There’s no reference. But just try it and see what happens. Lots of things are the way they are without being described in law or an official publication. You might win in court, not that anyone is likely to try it for fun, but winning in court is not the desired outcome.

On your reference to it being ATC’s responsibility to coordinate you with the next sector, that’s just the point – there is no ‘next sector’. Invariably when you leave CAS you enter an area not officially covered by any radar unit. Of course you may be able to get some service from someone (an airfield, an RAF unit, or in the south east one of the Farnborough LARS units) but there will be no unit that MUST handle your flight as part of a coordinated process, regardless of what whole-route clearance you think you have.

Last Edited by Graham at 17 Feb 23:21
EGLM & EGTN

@Graham I would love to. Absolutely nothing would happen because I wouldn’t be breaking any rule, they wouldn’t bother taking it to court, and if they did my CAA would laugh at them.

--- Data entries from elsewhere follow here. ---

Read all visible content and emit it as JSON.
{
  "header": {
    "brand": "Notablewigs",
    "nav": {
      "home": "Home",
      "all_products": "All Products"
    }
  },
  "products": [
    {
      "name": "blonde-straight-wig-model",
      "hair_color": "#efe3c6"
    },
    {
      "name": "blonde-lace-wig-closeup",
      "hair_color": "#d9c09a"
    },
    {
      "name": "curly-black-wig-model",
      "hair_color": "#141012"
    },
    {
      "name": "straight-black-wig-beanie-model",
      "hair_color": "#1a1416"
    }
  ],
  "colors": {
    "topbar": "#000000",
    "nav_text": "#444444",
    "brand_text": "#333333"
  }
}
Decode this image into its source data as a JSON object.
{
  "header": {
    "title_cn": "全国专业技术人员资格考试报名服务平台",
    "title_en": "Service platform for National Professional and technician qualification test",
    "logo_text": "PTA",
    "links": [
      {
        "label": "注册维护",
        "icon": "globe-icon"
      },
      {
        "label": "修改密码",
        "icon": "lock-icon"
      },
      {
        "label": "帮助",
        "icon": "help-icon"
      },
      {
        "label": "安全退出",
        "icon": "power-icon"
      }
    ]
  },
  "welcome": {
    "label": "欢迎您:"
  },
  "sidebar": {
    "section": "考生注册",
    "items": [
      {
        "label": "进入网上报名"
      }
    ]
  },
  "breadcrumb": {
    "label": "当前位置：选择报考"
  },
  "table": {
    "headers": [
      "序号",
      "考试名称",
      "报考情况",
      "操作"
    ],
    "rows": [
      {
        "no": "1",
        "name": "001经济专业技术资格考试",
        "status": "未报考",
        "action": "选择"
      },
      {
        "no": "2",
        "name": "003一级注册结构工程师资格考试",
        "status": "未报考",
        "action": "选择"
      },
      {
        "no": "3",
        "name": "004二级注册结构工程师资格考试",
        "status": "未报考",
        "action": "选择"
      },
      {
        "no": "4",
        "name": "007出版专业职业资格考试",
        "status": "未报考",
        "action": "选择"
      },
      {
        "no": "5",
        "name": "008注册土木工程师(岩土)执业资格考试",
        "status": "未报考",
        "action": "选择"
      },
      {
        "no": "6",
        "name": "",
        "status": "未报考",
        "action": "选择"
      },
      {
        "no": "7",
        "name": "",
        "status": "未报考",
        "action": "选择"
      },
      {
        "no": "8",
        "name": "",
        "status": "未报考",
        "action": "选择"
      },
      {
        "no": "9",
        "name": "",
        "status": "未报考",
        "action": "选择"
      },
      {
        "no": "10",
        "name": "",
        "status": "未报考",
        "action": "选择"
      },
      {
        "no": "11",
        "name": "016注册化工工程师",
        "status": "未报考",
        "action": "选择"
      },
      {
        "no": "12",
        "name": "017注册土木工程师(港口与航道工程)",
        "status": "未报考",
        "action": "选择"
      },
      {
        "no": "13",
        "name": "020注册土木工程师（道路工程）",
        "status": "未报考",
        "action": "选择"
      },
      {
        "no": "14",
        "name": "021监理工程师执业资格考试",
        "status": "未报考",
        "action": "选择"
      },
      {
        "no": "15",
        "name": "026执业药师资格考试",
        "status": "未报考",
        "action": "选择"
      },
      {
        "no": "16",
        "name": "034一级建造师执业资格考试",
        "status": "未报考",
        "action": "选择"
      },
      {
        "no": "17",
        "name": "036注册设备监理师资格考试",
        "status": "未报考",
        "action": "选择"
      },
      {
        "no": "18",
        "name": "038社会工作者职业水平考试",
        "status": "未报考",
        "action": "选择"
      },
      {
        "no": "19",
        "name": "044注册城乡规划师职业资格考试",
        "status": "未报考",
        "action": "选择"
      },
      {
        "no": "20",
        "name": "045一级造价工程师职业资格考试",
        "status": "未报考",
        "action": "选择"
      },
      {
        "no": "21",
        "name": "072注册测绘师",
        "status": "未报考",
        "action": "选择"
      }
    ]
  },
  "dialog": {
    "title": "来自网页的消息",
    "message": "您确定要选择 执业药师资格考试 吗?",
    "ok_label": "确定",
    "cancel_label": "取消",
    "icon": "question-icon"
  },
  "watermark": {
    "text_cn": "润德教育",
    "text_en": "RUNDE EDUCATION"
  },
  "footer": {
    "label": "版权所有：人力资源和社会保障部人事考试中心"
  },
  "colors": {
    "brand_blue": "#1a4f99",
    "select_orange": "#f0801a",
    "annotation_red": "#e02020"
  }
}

I hope for the sake of flight safety your system isn’t as bad as you believe it to be.

Sweden

I suspect any non UK based pilots flying non UK reg aircraft would be almost entirely let off with this due to the higher ups knowing that the system is flawed.

Indeed I think that is exactly what happens. The ATC unit MORs you – they are required to – then NATS might ask for their usual “piece of self incrimination” which goes to the CAA, and then the CAA probably drop it.

In a 737, we are looked after no matter where we go, and don’t need to ask for any further clearances.

Of course, and that will also be in their confidential operating manuals.

Sounds like a great plan for a last flight before retirement! Take off from Greece and fly all the way to the UK, having lost your radio just after take off

I raised this Q at a NATS presentation c. 2011 and was told if I set 7600 and just fly like that, I would be shot down. I asked the senior NATS guy to repeat it, and he did. Good job he doesn’t control the RAF but IMHO in VMC an interception would be dead certain; what happens in IMC I have no idea.

Administrator
Shoreham EGKA, United Kingdom

Peter wrote:

I raised this Q at a NATS presentation c. 2011 and was told if I set 7600 and just fly like that, I would be shot down. I asked the senior NATS guy to repeat it, and he did.

This is just scare tactic, govern by fear stuff. Of course nobody would.
But they would take hell on them after such an incident and they would largely prefer you dead than alive

LFOU, France

Cttime wrote:

I hope for the sake of flight safety your system isn’t as bad as you believe it to be.

It is that bad I’m afraid, I have tested it. As I fly a G-REG plane but on an EASA license UK ATC did try to dick me around on a flight from Gamston to Antwerp. I simply informed them on frequency I had a validated IFR plan, was cleared as being IFR as of X-feet (can’t remember anymore) was in IMC conditions and to kindly go and sort me out. Put me on vectors if you have to. Much chaos ensued with circling descends to 5000ft over the North Sea to enter Amsterdam airspace but when they said you are now VFR I simply told them I never cancelled and shall we listen to the tapes. Silence…. followed by a stay out of controlled airspace. Sorry, I am IMC do your job get me vectors. I could sense the controller sweating almost as much as I was being unfamiliar with the UK peculiarity and airspace (I usually fly LFHN to London where the issue doesn’t exist). In the end they ended up sorting it, got vectors to descent to 5K feet. When with Amsterdam (they handed me off pretty fast after this) I was on an IFR plan and everything ran smoothly. What will happen one day is that some pilot (as naive as I may have been about UK exceptionalism when it comes to IACA rules) will fly into Schiphol airspace and collide with an airliner because of this nonsense and then the UK will have to do a big ‘’mea-culpa’’ and we didn’t know etc. They’ll get sued, pay a fine to the families and things will get better. I find the behaviour almost criminal as far as neglect goes. Clearly this is dangerous, in particular for foreign pilots and so inconsistent with the ‘’your perfectly fine to fly an IAP in class G’’ (which btw I am supportive off) approach the UK rather pragmatically takes compared to some European countries.